Commonwealth, II.XXXVI: “Metaphor of the Seed”

Commonwealth, II.XXXVI: “Metaphor of the Seed” April 9, 2021

Commonwealth: A Novel of Utopia, part 2, chapter 8

Author’s Note: This is an excerpt from my novel Commonwealth. The rest of today’s installment is free, but only on my Patreon site. If you want to read the next part today, it’s already up on Patreon as well. You can sign up for as little as $1/month, or $2 for exclusive author’s notes and behind-the-scenes material. There’s also a table of contents for all published chapters.

In the world Rae came from, religion was – as an old book said – the opiate of the masses.

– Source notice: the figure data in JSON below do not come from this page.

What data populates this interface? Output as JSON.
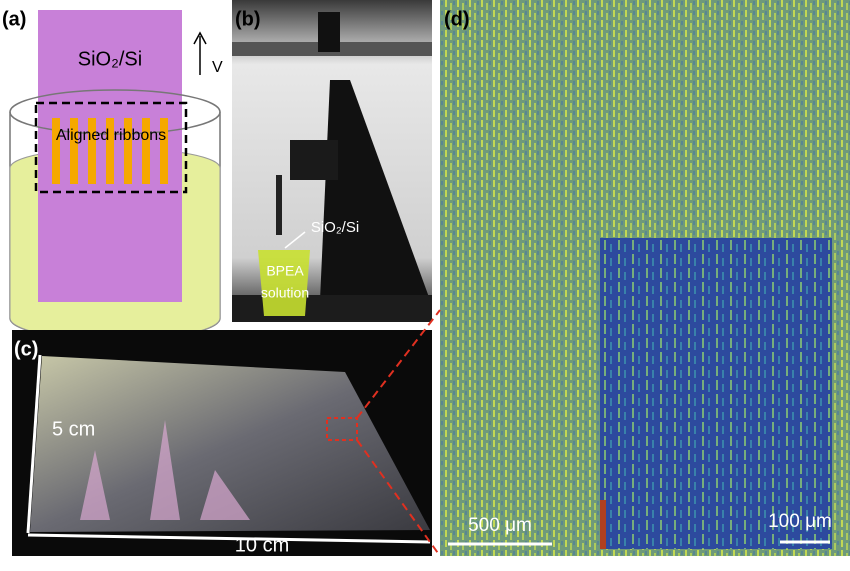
{
  "panel_a": {
    "label": "(a)",
    "substrate": "SiO₂/Si",
    "direction": "V",
    "region": "Aligned ribbons"
  },
  "panel_b": {
    "label": "(b)",
    "substrate": "SiO₂/Si",
    "solution": [
      "BPEA",
      "solution"
    ]
  },
  "panel_c": {
    "label": "(c)",
    "width": "5 cm",
    "length": "10 cm"
  },
  "panel_d": {
    "label": "(d)",
    "scale_main": "500 μm",
    "scale_inset": "100 μm"
  }
}
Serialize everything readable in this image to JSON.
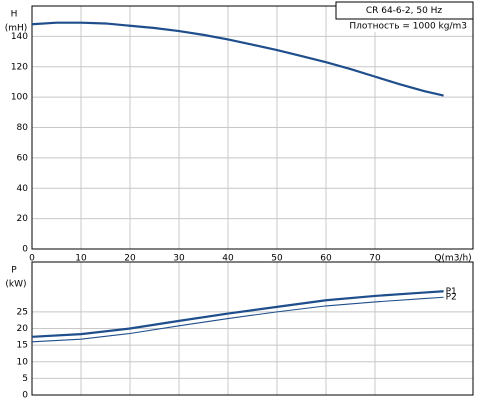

When life was an unbearable weight of suffering and deprivation, religion promised paradise to those who endured. When life seemed chaotic and hopeless, religion offered the assurance of a higher purpose at work behind the scenes. It pacified the poor and the downtrodden, putting their focus on the next life rather than on the present one, and encouraged them to blame any truly intolerable evil on the inscrutable will of a higher power, rather than on human-created power structures that could be questioned or challenged.

In the Pacific Republic, religion hadn’t disappeared entirely, but it had receded in importance. People relished this life rather than longing for another, and the greater good was obvious to everyone rather than a distant and secret promise. Most of the population was nonreligious, but minorities practiced most of the world’s major faiths. However, there were no ornate cathedrals with gilded altars, no fiery fundamentalisms preaching wrath and doom, no cults that denied science or sought to control their followers’ minds through fear. Religious belief was a quiet, humble, personal affair, seeking neither to convert others nor to acquire political power.

Sophia’s church exemplified this shift. It didn’t have a dedicated space, but met in a community hall that was shared by a variety of faiths.

When Rae arrived, she found a wide-open hall with an arched ceiling, where whispers blended into white noise. The walls were paneled with smart-glass screens that could become translucent and color-tinted – instant stained glass – or could display indistinguishable-from-real images of crosses or menorahs, prayer flags or brocade hangings or a mihrab, allowing the space to be repurposed to suit any need.